The history of Russian nationalism shows us how a force can play either a progressive or a reactionary role in different conditions and historical moments. Before December 1991, Russian nationalists contributed also to the dissolution of the USSR and the capitalist restoration in the former USSR. Afterwards, Russian nationalism turned into a force of resistance to the Western imperialist advance into the interior of Russia and the entire former USSR. The same ideological current, depending on the field, time, and conditions of its application, can be considered relatively reactionary or progressive. Only a “concrete analysis of a concrete situation” can allow us to take a position, i.e., to do politics.
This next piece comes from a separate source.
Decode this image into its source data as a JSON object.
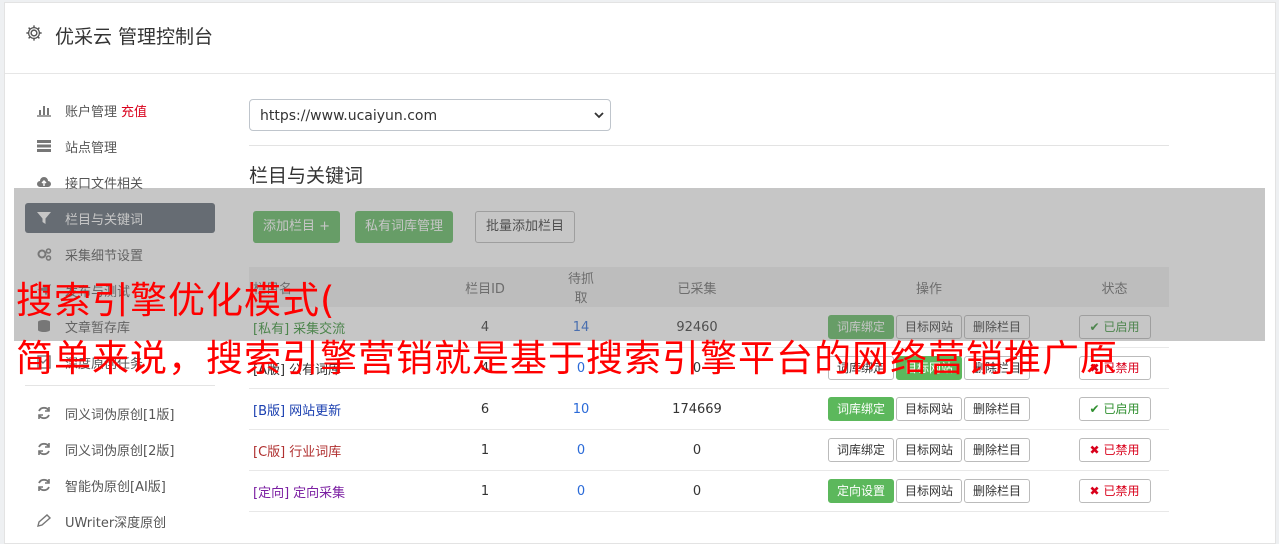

(**) Some of these institutions also have a strong reactionary and oppressive content. This contributed to the strategic mistake made by a part of the Western left, in particular, to consider their deconstruction by globalization as necessarily progressive. But the destruction of a structure we do not like cannot by itself be progressive. The sudden collapse of the Soviet regime for example was a very bad development not because the Soviet regime itself was worth much, but because it was replaced by the jungle of the most savage neoliberal and often mafia-like capitalism. By deconstructing bourgeois nation-states, “globalization” did not lead to some form of national or international socialism but to the world of Davos, to societies unable to resist the power of Finance. What most of the Left did not understand in depth is that, after 1980 and, especially, 1989-91, we are rather in an environment of global counter-revolution than of revolution, characterized by the effort of the Big Financial Capital to deconstruct all the social and political achievements of the modern era, since Renaissance and the Enlightenment.